Элизабет перевела глаза на магнитофон. Луис включил перемотку, раздался шипящий звук.

— Это было… полезно?

— Слушайте сами.

— Я собираюсь задать вам несколько вопросов, — послышался властный, с железными нотками голос Луиса. — Они имеют отношение к вашему прошлому, поэтому мы вернемся туда. Я буду медленно отсчитывать годы в обратном порядке от вашего теперешнего возраста. Когда вам захочется что-нибудь мне сообщить, то ваш мизинец сам поднимется и даст мне знак.

Двадцать семь… двадцать шесть… двадцать пять…

Луис считал медленно, четко, пока не дошел до двадцати двух.

— Отлично. Вам двадцать два года. Расскажите мне, что происходит.

— Сегодня хоронят миссис Келлер.

Услышав свои напряженный, сдавленный голос, Элизабет замерла. Дэв наклонился к ней и взял ее за руку.

— Вы пойдете на похороны?

— Я… не могу.

— Почему?

— Я… боюсь.

— Чего вы боитесь?

— Я… не могу… идти… ноги… — в голосе зазвучала паника, послышалось частое дыхание.
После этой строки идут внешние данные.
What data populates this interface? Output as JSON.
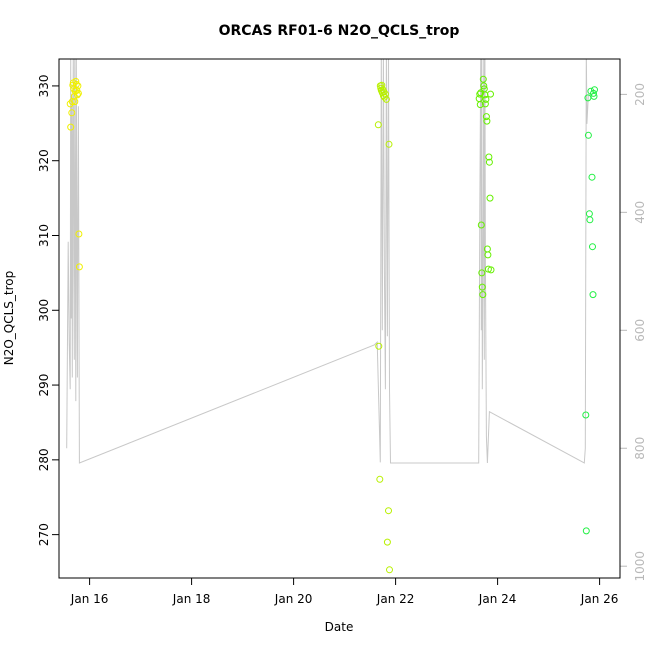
{
  "chart_data": {
    "type": "scatter",
    "title": "ORCAS RF01-6 N2O_QCLS_trop",
    "xlabel": "Date",
    "ylabel": "N2O_QCLS_trop",
    "x_ticks": [
      {
        "label": "Jan 16",
        "day": 16
      },
      {
        "label": "Jan 18",
        "day": 18
      },
      {
        "label": "Jan 20",
        "day": 20
      },
      {
        "label": "Jan 22",
        "day": 22
      },
      {
        "label": "Jan 24",
        "day": 24
      },
      {
        "label": "Jan 26",
        "day": 26
      }
    ],
    "xlim": [
      15.4,
      26.4
    ],
    "ylim": [
      264.2,
      333.6
    ],
    "y_ticks": [
      270,
      280,
      290,
      300,
      310,
      320,
      330
    ],
    "y2lim": [
      1020,
      140
    ],
    "y2_ticks": [
      200,
      400,
      600,
      800,
      1000
    ],
    "y2_color": "#b8b8b8",
    "series": [
      {
        "color": "#f0f000",
        "points": [
          [
            15.62,
            327.6
          ],
          [
            15.63,
            324.5
          ],
          [
            15.65,
            326.4
          ],
          [
            15.66,
            327.9
          ],
          [
            15.67,
            330.1
          ],
          [
            15.68,
            330.4
          ],
          [
            15.69,
            329.6
          ],
          [
            15.7,
            328.6
          ],
          [
            15.71,
            327.9
          ],
          [
            15.72,
            329.3
          ],
          [
            15.73,
            330.6
          ],
          [
            15.74,
            330.2
          ],
          [
            15.75,
            329.4
          ],
          [
            15.76,
            328.8
          ],
          [
            15.77,
            330.0
          ],
          [
            15.78,
            329.0
          ],
          [
            15.79,
            310.2
          ],
          [
            15.8,
            305.8
          ]
        ]
      },
      {
        "color": "#b8f000",
        "points": [
          [
            21.66,
            324.8
          ],
          [
            21.67,
            295.2
          ],
          [
            21.69,
            277.4
          ],
          [
            21.7,
            330.0
          ],
          [
            21.71,
            329.7
          ],
          [
            21.72,
            329.4
          ],
          [
            21.73,
            330.1
          ],
          [
            21.74,
            329.1
          ],
          [
            21.75,
            329.5
          ],
          [
            21.76,
            328.7
          ],
          [
            21.77,
            329.2
          ],
          [
            21.78,
            328.5
          ],
          [
            21.8,
            328.9
          ],
          [
            21.82,
            328.2
          ],
          [
            21.84,
            269.0
          ],
          [
            21.86,
            273.2
          ],
          [
            21.87,
            322.2
          ],
          [
            21.88,
            265.3
          ]
        ]
      },
      {
        "color": "#66f000",
        "points": [
          [
            23.64,
            328.3
          ],
          [
            23.65,
            328.9
          ],
          [
            23.66,
            327.5
          ],
          [
            23.67,
            329.1
          ],
          [
            23.68,
            311.4
          ],
          [
            23.69,
            305.0
          ],
          [
            23.7,
            303.1
          ],
          [
            23.71,
            302.1
          ],
          [
            23.72,
            330.9
          ],
          [
            23.73,
            330.0
          ],
          [
            23.74,
            329.6
          ],
          [
            23.75,
            328.8
          ],
          [
            23.76,
            327.6
          ],
          [
            23.77,
            328.2
          ],
          [
            23.78,
            325.9
          ],
          [
            23.79,
            325.3
          ],
          [
            23.8,
            308.2
          ],
          [
            23.81,
            307.4
          ],
          [
            23.82,
            305.5
          ],
          [
            23.83,
            320.5
          ],
          [
            23.84,
            319.8
          ],
          [
            23.85,
            315.0
          ],
          [
            23.86,
            328.9
          ],
          [
            23.87,
            305.4
          ]
        ]
      },
      {
        "color": "#22f044",
        "points": [
          [
            25.73,
            286.0
          ],
          [
            25.74,
            270.5
          ],
          [
            25.77,
            328.4
          ],
          [
            25.78,
            323.4
          ],
          [
            25.8,
            312.9
          ],
          [
            25.81,
            312.1
          ],
          [
            25.83,
            329.3
          ],
          [
            25.85,
            317.8
          ],
          [
            25.86,
            308.5
          ],
          [
            25.87,
            302.1
          ],
          [
            25.88,
            329.0
          ],
          [
            25.89,
            328.6
          ],
          [
            25.9,
            329.5
          ]
        ]
      }
    ],
    "altitude_line": {
      "color": "#c8c8c8",
      "points": [
        [
          15.55,
          800
        ],
        [
          15.58,
          450
        ],
        [
          15.6,
          620
        ],
        [
          15.62,
          700
        ],
        [
          15.63,
          120
        ],
        [
          15.64,
          580
        ],
        [
          15.65,
          200
        ],
        [
          15.66,
          680
        ],
        [
          15.67,
          300
        ],
        [
          15.68,
          120
        ],
        [
          15.69,
          500
        ],
        [
          15.7,
          650
        ],
        [
          15.71,
          120
        ],
        [
          15.72,
          420
        ],
        [
          15.73,
          720
        ],
        [
          15.74,
          120
        ],
        [
          15.75,
          380
        ],
        [
          15.76,
          680
        ],
        [
          15.77,
          400
        ],
        [
          15.78,
          220
        ],
        [
          15.8,
          825
        ],
        [
          21.58,
          625
        ],
        [
          21.64,
          620
        ],
        [
          21.7,
          824
        ],
        [
          21.72,
          120
        ],
        [
          21.74,
          600
        ],
        [
          21.76,
          120
        ],
        [
          21.78,
          500
        ],
        [
          21.8,
          700
        ],
        [
          21.82,
          120
        ],
        [
          21.84,
          610
        ],
        [
          21.86,
          120
        ],
        [
          21.88,
          700
        ],
        [
          21.9,
          825
        ],
        [
          23.63,
          825
        ],
        [
          23.65,
          400
        ],
        [
          23.67,
          120
        ],
        [
          23.68,
          600
        ],
        [
          23.69,
          120
        ],
        [
          23.7,
          700
        ],
        [
          23.72,
          400
        ],
        [
          23.73,
          120
        ],
        [
          23.74,
          650
        ],
        [
          23.75,
          120
        ],
        [
          23.76,
          480
        ],
        [
          23.78,
          780
        ],
        [
          23.8,
          825
        ],
        [
          23.84,
          738
        ],
        [
          25.7,
          825
        ],
        [
          25.72,
          800
        ],
        [
          25.74,
          120
        ],
        [
          25.75,
          250
        ],
        [
          25.78,
          200
        ]
      ]
    }
  }
}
— Почему вы не можете ходить?

— Ноги… отнимаются, я не могу… идти на кладбище… мне нужно скорей уйти прочь… — сдавленный, задыхающийся голос с трудом вырывался из груди.

— Почему?

— Я боюсь… стать посмешищем… мне нельзя плакать…

— Почему?

— Боюсь устроить сцену…

Голос звучал как у астматика. Хрипы сменились всхлипываниями.

— Хорошо… мы уходим с кладбища… двадцать один… двенадцать… одиннадцать…

Элизабет в ужасе глядела на магнитофон, но оттуда звучал только голос Луиса. Он медленно считал, пока не дошел до пяти.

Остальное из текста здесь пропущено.